10.20.2005

Bringing up Baby

In response to my (uncomfortably hesitant, because how is this anyone’s business?) statement that if (BIG. IF.) the kid route is ever taken, it will most likely be through adoption or fostering years from now: “Oh, make sure you get a baby, cuz you know some of those older kids have murdered their adoptive parents in their sleep.”

I've actually heard this argument against adoption/fostering many times, from many people of varying levels of education and life experience. Usually the exchange has been prompted from someone (again, whose business I’m sure it isn’t) clinging to the obligation of all people everywhere having babies, because “everybody should have at least one." Really? That wasn’t in my manual. Besides, I’m thinking the Duggars have taken care of this duty for me and probably 10 of my friends. Thanks JimBob!
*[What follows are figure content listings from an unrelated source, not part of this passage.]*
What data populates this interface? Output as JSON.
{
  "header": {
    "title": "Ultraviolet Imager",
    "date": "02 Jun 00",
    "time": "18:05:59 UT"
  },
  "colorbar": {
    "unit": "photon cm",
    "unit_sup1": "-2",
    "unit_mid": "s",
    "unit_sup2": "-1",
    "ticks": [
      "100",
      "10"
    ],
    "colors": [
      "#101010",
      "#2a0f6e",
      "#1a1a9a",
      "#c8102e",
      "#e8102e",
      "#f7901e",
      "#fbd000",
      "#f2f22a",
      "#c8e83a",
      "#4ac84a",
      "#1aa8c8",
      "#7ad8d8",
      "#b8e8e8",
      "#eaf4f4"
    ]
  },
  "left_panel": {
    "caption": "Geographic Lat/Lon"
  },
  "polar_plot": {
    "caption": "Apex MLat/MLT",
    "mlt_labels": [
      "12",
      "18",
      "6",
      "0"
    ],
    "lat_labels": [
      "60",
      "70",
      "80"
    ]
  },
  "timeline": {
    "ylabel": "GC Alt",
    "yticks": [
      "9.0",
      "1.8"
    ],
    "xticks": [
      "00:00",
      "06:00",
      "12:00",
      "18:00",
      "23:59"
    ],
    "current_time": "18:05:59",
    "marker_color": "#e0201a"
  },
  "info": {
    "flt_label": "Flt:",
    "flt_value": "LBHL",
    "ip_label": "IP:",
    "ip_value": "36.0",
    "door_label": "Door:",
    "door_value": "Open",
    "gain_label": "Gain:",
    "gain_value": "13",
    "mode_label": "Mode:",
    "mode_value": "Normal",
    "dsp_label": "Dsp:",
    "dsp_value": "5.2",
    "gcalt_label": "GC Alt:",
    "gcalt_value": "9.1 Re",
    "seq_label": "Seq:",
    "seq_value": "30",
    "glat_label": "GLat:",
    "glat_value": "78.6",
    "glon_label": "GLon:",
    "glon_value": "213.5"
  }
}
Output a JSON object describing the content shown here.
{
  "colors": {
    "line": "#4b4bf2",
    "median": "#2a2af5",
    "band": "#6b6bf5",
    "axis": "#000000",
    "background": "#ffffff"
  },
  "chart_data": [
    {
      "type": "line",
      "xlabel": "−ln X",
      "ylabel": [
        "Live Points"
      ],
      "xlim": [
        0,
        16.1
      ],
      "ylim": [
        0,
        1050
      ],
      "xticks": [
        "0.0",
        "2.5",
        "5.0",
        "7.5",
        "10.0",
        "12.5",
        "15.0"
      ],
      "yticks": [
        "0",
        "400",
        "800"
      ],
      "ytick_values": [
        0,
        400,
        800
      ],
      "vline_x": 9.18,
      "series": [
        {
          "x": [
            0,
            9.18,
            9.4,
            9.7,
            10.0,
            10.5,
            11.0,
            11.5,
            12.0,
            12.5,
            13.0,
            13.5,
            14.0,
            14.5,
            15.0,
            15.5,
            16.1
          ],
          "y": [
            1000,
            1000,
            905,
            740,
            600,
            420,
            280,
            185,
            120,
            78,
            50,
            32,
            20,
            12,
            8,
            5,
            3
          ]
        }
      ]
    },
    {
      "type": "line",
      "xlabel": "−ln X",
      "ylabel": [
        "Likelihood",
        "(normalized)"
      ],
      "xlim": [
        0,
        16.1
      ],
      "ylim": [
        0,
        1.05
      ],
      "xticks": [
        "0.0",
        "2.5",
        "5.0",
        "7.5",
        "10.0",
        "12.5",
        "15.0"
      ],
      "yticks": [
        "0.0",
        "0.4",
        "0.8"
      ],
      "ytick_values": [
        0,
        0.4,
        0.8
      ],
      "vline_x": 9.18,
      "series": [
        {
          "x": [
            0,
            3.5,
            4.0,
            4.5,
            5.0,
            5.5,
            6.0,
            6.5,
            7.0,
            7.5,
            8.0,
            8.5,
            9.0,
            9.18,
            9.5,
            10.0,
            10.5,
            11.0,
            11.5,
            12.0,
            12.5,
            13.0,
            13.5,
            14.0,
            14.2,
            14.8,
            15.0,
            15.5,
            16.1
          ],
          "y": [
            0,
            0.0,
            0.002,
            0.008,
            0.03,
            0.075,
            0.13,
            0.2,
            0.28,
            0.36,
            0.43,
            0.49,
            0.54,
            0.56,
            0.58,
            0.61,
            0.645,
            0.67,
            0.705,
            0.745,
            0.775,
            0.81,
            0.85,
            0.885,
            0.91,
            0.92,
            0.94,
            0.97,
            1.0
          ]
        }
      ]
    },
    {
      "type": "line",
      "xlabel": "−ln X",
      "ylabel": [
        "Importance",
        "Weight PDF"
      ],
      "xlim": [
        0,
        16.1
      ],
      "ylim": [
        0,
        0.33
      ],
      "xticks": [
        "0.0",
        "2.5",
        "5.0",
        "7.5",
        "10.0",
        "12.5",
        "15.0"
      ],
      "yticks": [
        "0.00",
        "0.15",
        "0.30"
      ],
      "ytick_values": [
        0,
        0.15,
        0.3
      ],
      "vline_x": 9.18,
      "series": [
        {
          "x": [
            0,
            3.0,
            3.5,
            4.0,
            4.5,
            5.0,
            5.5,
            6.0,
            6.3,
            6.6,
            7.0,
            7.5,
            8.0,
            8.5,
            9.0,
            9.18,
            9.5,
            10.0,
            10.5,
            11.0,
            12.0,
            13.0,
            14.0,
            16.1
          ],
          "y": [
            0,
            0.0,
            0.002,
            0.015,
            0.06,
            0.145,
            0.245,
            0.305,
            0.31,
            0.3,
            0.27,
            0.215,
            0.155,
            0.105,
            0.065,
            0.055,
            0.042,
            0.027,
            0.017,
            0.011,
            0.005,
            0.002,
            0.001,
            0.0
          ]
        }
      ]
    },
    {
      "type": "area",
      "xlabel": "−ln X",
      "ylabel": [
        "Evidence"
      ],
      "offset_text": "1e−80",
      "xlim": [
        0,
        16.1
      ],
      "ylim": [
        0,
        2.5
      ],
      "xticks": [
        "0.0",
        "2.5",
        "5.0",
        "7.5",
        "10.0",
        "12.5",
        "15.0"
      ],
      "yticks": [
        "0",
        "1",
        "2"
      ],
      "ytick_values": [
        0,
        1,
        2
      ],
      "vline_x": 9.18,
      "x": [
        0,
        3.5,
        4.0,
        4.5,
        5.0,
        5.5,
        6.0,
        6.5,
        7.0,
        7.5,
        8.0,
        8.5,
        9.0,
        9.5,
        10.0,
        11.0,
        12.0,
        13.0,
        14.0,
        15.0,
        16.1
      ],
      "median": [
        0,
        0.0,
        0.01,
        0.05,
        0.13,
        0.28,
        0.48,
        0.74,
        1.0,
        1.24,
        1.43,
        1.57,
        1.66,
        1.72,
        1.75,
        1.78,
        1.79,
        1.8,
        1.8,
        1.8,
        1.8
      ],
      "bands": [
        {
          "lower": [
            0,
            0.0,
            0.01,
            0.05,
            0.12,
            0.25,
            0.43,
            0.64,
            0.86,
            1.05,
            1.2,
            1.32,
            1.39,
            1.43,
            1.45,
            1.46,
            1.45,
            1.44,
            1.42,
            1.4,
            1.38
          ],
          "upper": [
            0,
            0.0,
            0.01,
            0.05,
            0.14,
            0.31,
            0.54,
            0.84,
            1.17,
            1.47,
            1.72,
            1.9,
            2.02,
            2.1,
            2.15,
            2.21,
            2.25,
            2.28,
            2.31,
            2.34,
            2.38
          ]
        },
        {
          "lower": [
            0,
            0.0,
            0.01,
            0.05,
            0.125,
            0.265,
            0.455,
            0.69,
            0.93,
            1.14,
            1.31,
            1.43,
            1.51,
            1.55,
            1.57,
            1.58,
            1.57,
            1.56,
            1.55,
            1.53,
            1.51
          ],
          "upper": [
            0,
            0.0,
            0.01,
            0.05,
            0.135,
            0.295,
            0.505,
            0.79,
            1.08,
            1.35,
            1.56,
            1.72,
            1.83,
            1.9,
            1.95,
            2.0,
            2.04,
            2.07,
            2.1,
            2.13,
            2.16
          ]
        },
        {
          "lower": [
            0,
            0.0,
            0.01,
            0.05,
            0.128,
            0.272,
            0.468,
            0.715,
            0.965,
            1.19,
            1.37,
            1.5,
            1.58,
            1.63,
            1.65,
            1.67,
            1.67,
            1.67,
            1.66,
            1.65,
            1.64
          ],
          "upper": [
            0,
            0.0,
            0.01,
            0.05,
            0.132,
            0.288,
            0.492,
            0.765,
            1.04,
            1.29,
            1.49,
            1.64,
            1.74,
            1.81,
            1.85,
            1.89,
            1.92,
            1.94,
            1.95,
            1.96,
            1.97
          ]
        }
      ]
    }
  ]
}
Sometimes the pressure comes to a head and I start to imagine a life with a child in tow, start to believe this can be accomplished with ease, that molding a little human being into a mini-me (but better, with more music lessons and sports playing) would be A Great Idea. And we'd take it everywhere, and buy outfits that matched everything we wore and did, it'd be the perfect accessory to our Adult Life, greater than that Hilton girl with the teeny tiny dog. Plus! Free lawn service, dish duty and dog walking after the first few years. Then I wake up and run back to the safety of the no kids camp.

Selected bits from my life to illustrate how I know I am not in the right place to conceive and raise a child:

-I quite enjoy having money (what little of it we manage to hold onto). And I quite QUITE enjoy Peace And Quiet and Time To Myself.


-Those new 4D ultrasound photos creep me right the fuck out.

-I’d spend the entire pregnancy secretly praying that my baby won’t be ugly (after the mandatory first month during which that wrinkly, just-came-out-of-someone, misshapen head stuff gets straightened out, of course)

-I’m the one at Wal-Mart that shot you a Dirty Look for letting your 5 little blessings run rampant through the feminine hygiene aisle. I’m also the one that came this close to sympathy-vomiting, before shooting you a Dirty Look when your child ralphed all over the cosmetics aisle at Target. No idea how you people don’t go postal.

-I still have moments while babysitting my niece that I think it would be much easier (and not too terrible, right? I mean, she probably wouldn’t even remember it. Or hey! We could make it into a game!) to put her in one of the dogs’ crates so we can make dinner/light the grill/load laundry.

-I watch many a Super Nanny episode thinking “Naughty chair my ass, those kids need a good spank. Or three.” Or, as Monk said last night after watching some little monster smack, kick and bite his mother, “that were my kid, he’d be pickin’ his teeth out of his brain.” We’ll be moving to our new double-wide next week.

**Obligatory disclaimer: Of COURSE I am not anti-children. Of COURSE I am awed by the miracle of life. Of COURSE I have nothing but the highest respect for the people that choose to take on the awesome responibility of raising another human being. Of COURSE I do not trip your children on purpose when they are running wildly through the grocery store.**


2 comment:

Blogger Lisa said...

That is too funny. And don't feel bad if you decide you don't want kids. There's nothing wrong with that. I love my little man and he brings me alot of joy, but children suck the life right out of you. And all of the money out of your wallet. But if you are ready for them, you don't mind the sacrafices and you won't resent them.

And what really drives me crazy is that so many pro-lifers are the ones most adverse to adoption. My family is like that. They think every embryo should be born but THEY don't want to have to pay for them or raise the children in need of homes now. Drives me crazy... We may go the route of adoption someday too...

There are so many people out there that secretly didn't want kids but "caved" to the pressure... And now they feel trapped. SO do what's best for you and to hell with what other's think... :-)

3:34 PM  
Blogger Lisa said...

P.S. I was so scared I'd have one of those demon kids but my little man is pretty sweet (wild but sweet) and I agree with you... I don't know what people are thinking when they take a sick kid to Target and the kid pukes all over the place. Or these people take their three young kids to a nice restaurant. I PAID a babysitter to get away from one screaming child and now I have to deal with three of yours? I want to sterilize these people on the spot.